Exercise 3: Split data in test and training data#

In this exercise we want you to to compute the MSE for the training data and the test data as function of the complexity of a polynomial, that is the degree of a given polynomial.

The aim is to reproduce Figure 2.11 of Hastie et al.

Our data is defined by \(x\in [-3,3]\) with a total of for example \(n=100\) data points. You should try to vary the number of data points \(n\) in your analysis.

np.random.seed()
n = 100
# Make data set.
x = np.linspace(-3, 3, n).reshape(-1, 1)
y = np.exp(-x**2) + 1.5 * np.exp(-(x-2)**2)+ np.random.normal(0, 0.1, x.shape)

where \(y\) is the function we want to fit with a given polynomial.

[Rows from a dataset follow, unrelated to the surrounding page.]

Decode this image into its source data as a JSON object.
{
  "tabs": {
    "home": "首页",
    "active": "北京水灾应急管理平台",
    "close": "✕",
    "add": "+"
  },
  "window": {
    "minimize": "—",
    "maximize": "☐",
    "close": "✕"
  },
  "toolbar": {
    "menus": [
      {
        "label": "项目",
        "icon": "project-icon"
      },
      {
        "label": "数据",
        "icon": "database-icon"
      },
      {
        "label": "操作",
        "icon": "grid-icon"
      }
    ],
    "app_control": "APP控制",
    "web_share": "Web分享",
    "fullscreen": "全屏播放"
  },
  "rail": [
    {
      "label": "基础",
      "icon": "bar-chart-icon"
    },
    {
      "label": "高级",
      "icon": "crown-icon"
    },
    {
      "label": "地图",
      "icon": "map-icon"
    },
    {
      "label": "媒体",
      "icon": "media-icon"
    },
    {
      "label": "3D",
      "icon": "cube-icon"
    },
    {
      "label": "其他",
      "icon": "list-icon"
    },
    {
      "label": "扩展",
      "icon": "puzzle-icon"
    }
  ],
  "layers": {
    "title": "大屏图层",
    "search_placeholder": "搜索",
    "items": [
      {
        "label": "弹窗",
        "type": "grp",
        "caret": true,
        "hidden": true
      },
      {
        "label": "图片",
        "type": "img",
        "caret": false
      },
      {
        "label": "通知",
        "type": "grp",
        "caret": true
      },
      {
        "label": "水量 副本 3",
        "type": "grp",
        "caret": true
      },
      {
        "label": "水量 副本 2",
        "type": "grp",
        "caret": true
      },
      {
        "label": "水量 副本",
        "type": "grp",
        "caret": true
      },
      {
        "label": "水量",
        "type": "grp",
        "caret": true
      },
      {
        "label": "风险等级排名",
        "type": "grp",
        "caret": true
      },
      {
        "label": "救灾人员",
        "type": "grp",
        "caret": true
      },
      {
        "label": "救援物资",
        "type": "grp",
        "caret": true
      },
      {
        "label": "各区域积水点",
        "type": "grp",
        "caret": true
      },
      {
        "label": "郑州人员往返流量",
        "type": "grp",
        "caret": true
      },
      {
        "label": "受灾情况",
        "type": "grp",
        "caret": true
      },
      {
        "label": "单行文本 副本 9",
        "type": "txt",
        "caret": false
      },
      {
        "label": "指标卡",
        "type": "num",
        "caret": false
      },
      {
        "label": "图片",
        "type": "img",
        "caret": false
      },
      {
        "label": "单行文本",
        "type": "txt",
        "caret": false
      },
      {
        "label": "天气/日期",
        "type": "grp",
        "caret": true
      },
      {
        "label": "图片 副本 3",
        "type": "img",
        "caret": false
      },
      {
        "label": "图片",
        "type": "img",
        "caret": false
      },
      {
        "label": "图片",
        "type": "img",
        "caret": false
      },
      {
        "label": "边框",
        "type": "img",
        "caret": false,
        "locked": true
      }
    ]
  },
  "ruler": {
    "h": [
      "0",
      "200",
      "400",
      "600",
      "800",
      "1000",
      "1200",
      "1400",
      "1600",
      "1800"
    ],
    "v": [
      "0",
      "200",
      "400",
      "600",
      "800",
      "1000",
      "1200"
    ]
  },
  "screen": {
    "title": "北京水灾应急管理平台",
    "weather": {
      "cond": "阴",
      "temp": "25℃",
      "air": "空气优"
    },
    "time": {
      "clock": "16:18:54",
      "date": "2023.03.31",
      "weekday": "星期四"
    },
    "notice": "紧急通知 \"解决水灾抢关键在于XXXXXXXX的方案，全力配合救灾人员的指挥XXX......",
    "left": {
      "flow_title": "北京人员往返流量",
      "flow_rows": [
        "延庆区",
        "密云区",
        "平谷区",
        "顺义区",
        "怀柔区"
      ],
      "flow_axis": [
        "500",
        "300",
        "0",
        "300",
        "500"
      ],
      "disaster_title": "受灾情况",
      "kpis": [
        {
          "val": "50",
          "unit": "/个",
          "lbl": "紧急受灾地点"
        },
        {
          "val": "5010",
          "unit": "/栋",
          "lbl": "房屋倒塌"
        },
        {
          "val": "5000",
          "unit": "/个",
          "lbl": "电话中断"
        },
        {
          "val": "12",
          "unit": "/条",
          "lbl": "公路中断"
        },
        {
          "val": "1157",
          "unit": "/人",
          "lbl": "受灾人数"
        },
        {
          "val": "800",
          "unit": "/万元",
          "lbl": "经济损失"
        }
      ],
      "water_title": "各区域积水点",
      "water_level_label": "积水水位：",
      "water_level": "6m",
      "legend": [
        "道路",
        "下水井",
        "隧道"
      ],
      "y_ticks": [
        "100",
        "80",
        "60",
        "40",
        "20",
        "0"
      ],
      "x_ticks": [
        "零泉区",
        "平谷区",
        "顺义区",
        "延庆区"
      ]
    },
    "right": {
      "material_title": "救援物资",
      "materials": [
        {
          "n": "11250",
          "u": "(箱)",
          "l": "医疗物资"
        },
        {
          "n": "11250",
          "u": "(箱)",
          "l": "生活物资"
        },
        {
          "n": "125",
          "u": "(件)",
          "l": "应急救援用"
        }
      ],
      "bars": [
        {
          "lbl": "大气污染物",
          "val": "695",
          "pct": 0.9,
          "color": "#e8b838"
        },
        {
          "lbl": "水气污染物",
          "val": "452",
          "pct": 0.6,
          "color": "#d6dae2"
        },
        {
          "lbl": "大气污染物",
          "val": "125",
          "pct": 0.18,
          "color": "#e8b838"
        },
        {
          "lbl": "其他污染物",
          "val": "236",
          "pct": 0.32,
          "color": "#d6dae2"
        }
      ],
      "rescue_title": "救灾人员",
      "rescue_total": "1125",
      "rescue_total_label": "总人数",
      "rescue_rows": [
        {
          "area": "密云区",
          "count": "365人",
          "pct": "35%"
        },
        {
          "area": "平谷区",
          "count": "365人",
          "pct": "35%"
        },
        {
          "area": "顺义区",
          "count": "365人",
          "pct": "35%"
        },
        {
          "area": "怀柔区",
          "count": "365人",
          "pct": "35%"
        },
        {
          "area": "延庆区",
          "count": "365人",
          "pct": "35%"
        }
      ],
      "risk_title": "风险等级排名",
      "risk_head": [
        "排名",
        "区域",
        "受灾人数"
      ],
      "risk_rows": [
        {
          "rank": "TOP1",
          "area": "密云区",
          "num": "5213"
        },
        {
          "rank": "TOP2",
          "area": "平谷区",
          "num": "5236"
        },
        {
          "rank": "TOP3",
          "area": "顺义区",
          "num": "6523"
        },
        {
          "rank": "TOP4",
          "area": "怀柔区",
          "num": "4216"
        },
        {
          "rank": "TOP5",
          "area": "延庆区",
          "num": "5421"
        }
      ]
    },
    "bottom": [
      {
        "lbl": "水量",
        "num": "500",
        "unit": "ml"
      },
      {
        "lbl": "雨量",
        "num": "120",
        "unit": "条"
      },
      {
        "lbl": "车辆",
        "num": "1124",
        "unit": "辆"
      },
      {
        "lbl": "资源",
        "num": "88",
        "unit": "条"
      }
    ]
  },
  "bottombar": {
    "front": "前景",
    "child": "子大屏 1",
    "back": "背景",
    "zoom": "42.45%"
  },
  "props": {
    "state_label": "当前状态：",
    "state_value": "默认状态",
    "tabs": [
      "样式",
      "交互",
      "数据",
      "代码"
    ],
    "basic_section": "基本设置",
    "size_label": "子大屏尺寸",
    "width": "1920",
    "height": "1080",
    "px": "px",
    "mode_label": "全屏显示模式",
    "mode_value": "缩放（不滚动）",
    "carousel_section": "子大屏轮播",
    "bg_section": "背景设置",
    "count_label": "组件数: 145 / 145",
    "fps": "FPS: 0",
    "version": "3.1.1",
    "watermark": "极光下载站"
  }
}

a) Write a first code which sets up a design matrix \(X\) defined by a fifth-order polynomial and split your data set in training and test data.

b) Write thereafter (using either scikit-learn or your matrix inversion code using for example numpy) and perform an ordinary least squares fitting and compute the mean squared error for the training data and the test data. These calculations should apply to a model given by a fifth-order polynomial.

c) Add now a model which allows you to make polynomials up to degree \(15\). Perform a standard OLS fitting of the training data and compute the MSE for the training and test data and plot both test and training data MSE as functions of the polynomial degree. Compare what you see with Figure 2.11 of Hastie et al. Comment your results. For which polynomial degree do you find an optimal MSE (smallest value)?